On this day

January

1 1974
The power-sharing Northern Ireland executive, under Chief Executive Brian Faulkner, took up office. Three days later Faulkner was forced to resign as leader of the Official Unionist Party when the Ulster Unionist Council rejected the establishment of a Council of Ireland under the terms of the Sunningdale Agreement.

3 1864
John Hughes, County Tyrone-born first archbishop of the archdiocese of New York from 1850, died.
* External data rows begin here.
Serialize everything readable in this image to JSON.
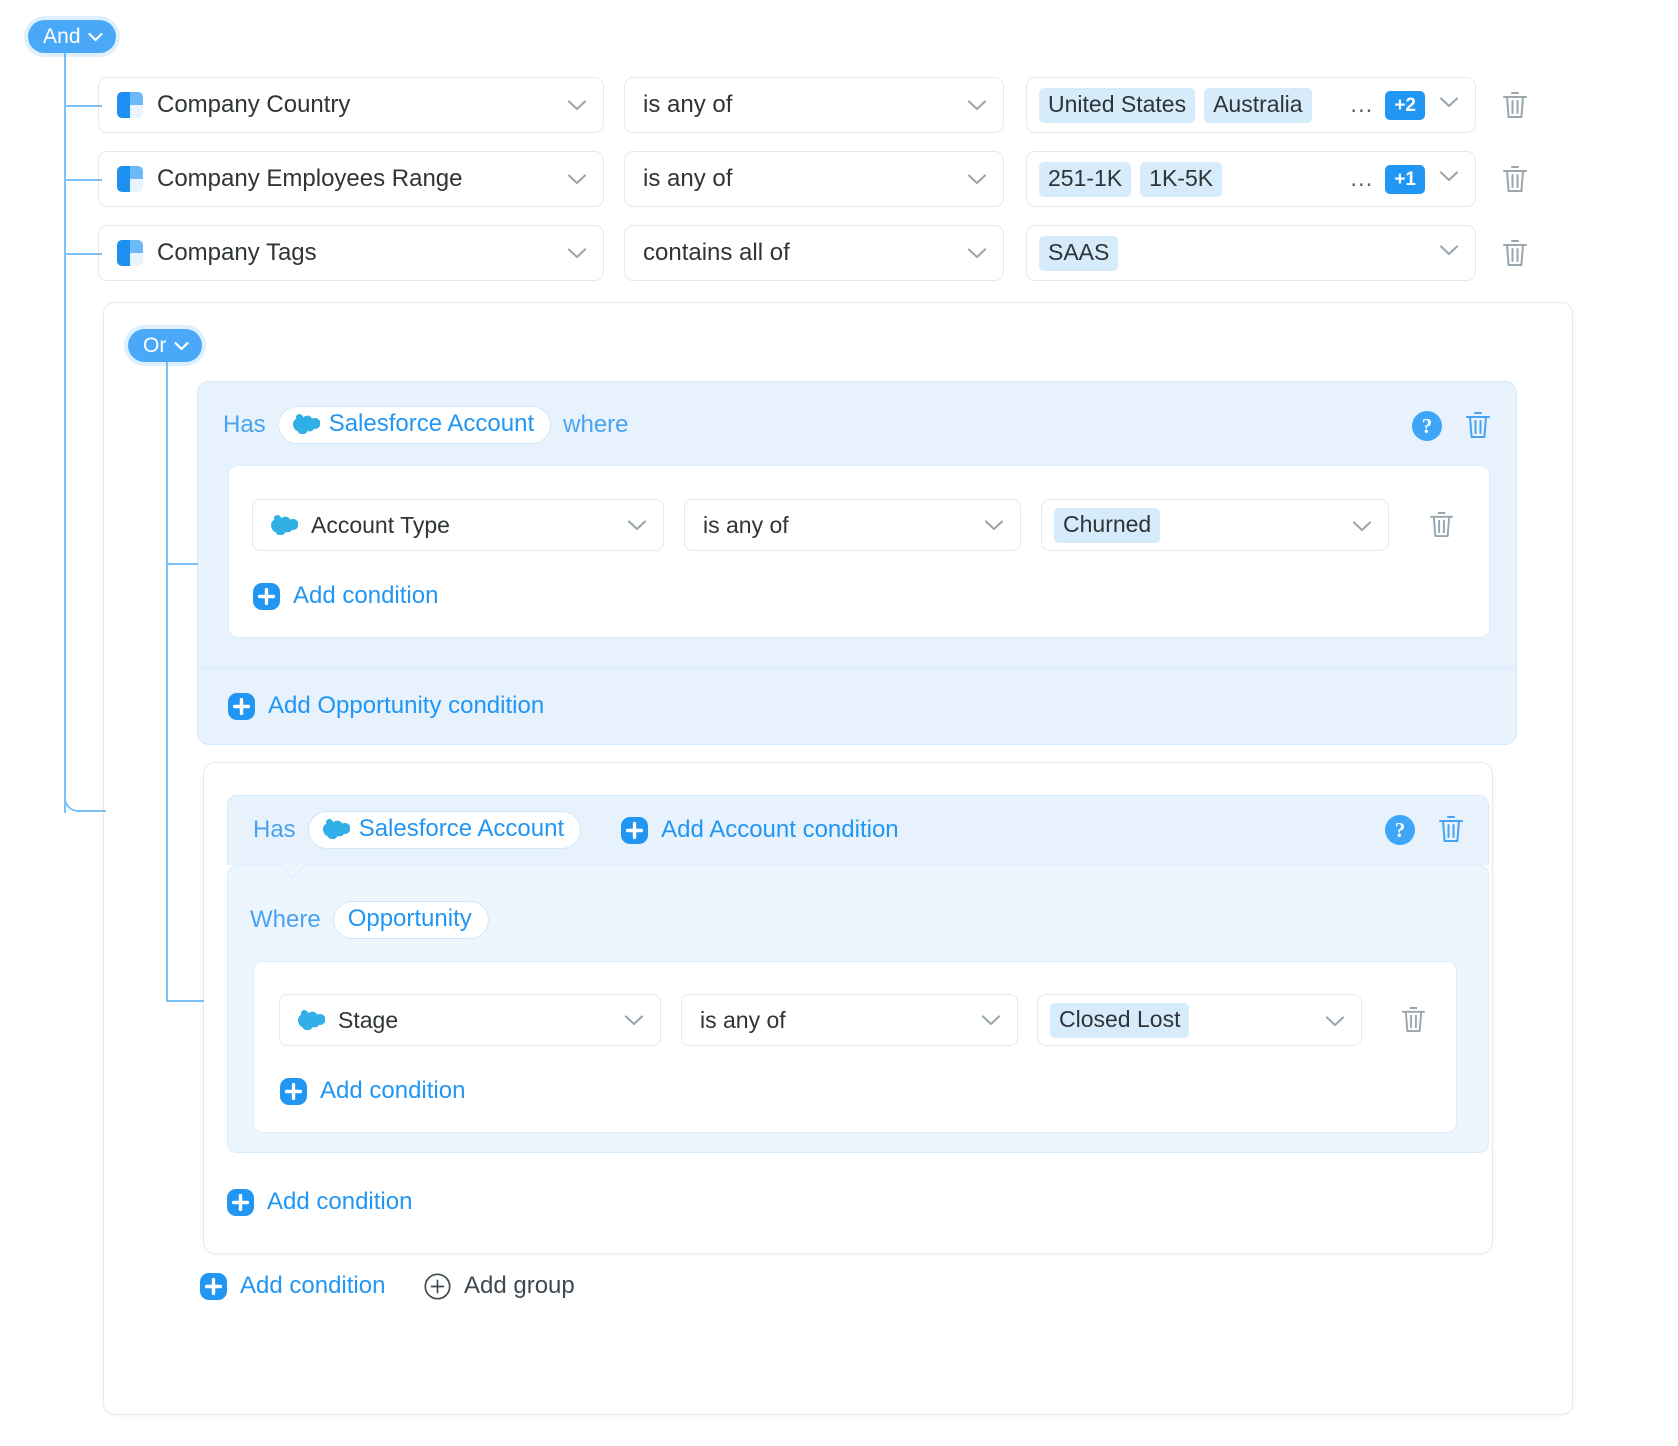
{
  "root": {
    "operator": "And",
    "conditions": [
      {
        "field": "Company Country",
        "field_icon": "clearbit-square-icon",
        "operator": "is any of",
        "values": [
          "United States",
          "Australia"
        ],
        "overflow_ellipsis": "...",
        "overflow_count": "+2"
      },
      {
        "field": "Company Employees Range",
        "field_icon": "clearbit-square-icon",
        "operator": "is any of",
        "values": [
          "251-1K",
          "1K-5K"
        ],
        "overflow_ellipsis": "...",
        "overflow_count": "+1"
      },
      {
        "field": "Company Tags",
        "field_icon": "clearbit-square-icon",
        "operator": "contains all of",
        "values": [
          "SAAS"
        ],
        "overflow_ellipsis": "",
        "overflow_count": ""
      }
    ]
  },
  "group": {
    "operator": "Or",
    "salesforce_block_1": {
      "has_label": "Has",
      "object_pill": "Salesforce Account",
      "object_pill_icon": "salesforce-cloud-icon",
      "where_label": "where",
      "help_label": "?",
      "condition": {
        "field": "Account Type",
        "field_icon": "salesforce-cloud-icon",
        "operator": "is any of",
        "values": [
          "Churned"
        ]
      },
      "add_condition_label": "Add condition",
      "add_opportunity_condition_label": "Add Opportunity condition"
    },
    "salesforce_block_2": {
      "has_label": "Has",
      "object_pill": "Salesforce Account",
      "object_pill_icon": "salesforce-cloud-icon",
      "add_account_condition_label": "Add Account condition",
      "help_label": "?",
      "where_label": "Where",
      "where_pill": "Opportunity",
      "condition": {
        "field": "Stage",
        "field_icon": "salesforce-cloud-icon",
        "operator": "is any of",
        "values": [
          "Closed Lost"
        ]
      },
      "add_condition_inner_label": "Add condition",
      "add_condition_outer_label": "Add condition"
    },
    "footer": {
      "add_condition_label": "Add condition",
      "add_group_label": "Add group"
    }
  },
  "colors": {
    "accent": "#2196f3",
    "badge": "#49a9f8",
    "chip_bg": "#d6ecfb",
    "panel_bg": "#e7f2fd",
    "sub_panel_bg": "#edf6fe",
    "connector": "#7cc2f7",
    "text": "#2f3437"
  },
  "icons": {
    "caret": "chevron-down-icon",
    "trash": "trash-icon",
    "plus_filled": "plus-square-icon",
    "plus_outline": "plus-circle-outline-icon"
  }
}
Hughes laid the foundation stone of St Patrick’s Cathedral, New York (1858).

5 1989
John A. Costello (84), taoiseach in the first two interparty governments, mainly remembered for the declaration of the Republic of Ireland (1948) and the Mother and Child Scheme controversies, died.

6 1964
Pope Paul VI completed a three-day visit to the Holy Land, the first pope to visit there since Christianity began and the first to leave Italy in over 150 years.

7 1914
Patrick Weston Joyce, historian and musicologist, notably author of Origin and history of Irish names of places, died. He was the older brother of Robert Dwyer Joyce (1830–83), physician and songwriter, whose verses included ‘The boys of Wexford’.

10 1984
Seán MacEntee (95), Belfast-born founder member of Fianna Fáil (1926), eleven times minister for finance in various Fianna Fáil governments and tánaiste (1959–65), died. He was the last surviving member of the first Dáil Éireann.

14 1864
Fr Nicholas Callan, pioneer in the development of electrical science, died.

21 1924
Vladimir Ilyich Lenin (53), communist revolutionary and premier of the Soviet Union since 1922, died of a stroke.

22 1924
James Ramsey McDonald became Britain’s first Labour prime minister.

30 1864
The National Gallery of Ireland in Merrion Square, Dublin, financed by William Dargan from a testimonial of £5,000 he received in acknowledgement of his services to the Dublin Exhibition (1853), was formally opened.

31 1984
Ann Lovett (15) died while giving birth near a Marian grotto in Granard, Co. Longford.

February

1 1814
Belfast Academical Institution, locally known as ‘Inst’, was formally opened. In his inaugural address, the poet and former United Irishman Dr William Drennan announced that the aim of the school was to ‘diffuse useful knowledge, particularly among the middling orders of society, as a necessity, not a luxury of life’.

6 1564
Christopher Marlowe, poet and dramatist, notably author of Doctor Faustus, born in Canterbury, Kent.

13 1864
Stephen Gwynn, nationalist and writer and grandson of William Smith O’Brien, born in Dublin. His son, Denis Gwynn (1893–1971), was Professor of Modern History at UCC (1946–63).

15 1564
Galileo, Italian astronomer and physicist, born in Pisa.

1989
The last Soviet troops left Afghanistan after a nine-year conflict, often referred to as the Soviet Union’s ‘Vietnam’, in which 14,453 of its troops were killed, along with c. 18,000 of their Afghan allies and c. 90,000 Mujahideen.

18 1564
Michelangelo (88), archetypal Renaissance man, died in Rome.

20 1954
Henry Harrison, County Down-born nationalist whose life’s work was devoted to the cause of rehabilitating Charles Stewart Parnell, died. He published two books in defence of Parnell and, two years before his death, secured amendments to the account of the Pigott forgeries as recorded in the History of the Times newspaper.

25 1964
Cassius Clay—later Muhammad Ali—won the world heavyweight boxing title for the first time, knocking out Sonny Liston in round seven in Miami.

26 1914
The Britannic, the third and largest ocean liner of the White Star Line and sister ship to RMS Olympic and RMS Titanic, was launched in Belfast. She was sunk by an underwater mine in the Aegean Sea in November 1916—the biggest ship lost during the First World War.

28 1974
In the Westminster general election, the Labour Party, under Harold Wilson, was returned to lead a minority government. In Northern Ireland, where the election was in effect a referendum on the Sunningdale Agreement, anti-agreement unionists won eleven of the twelve seats.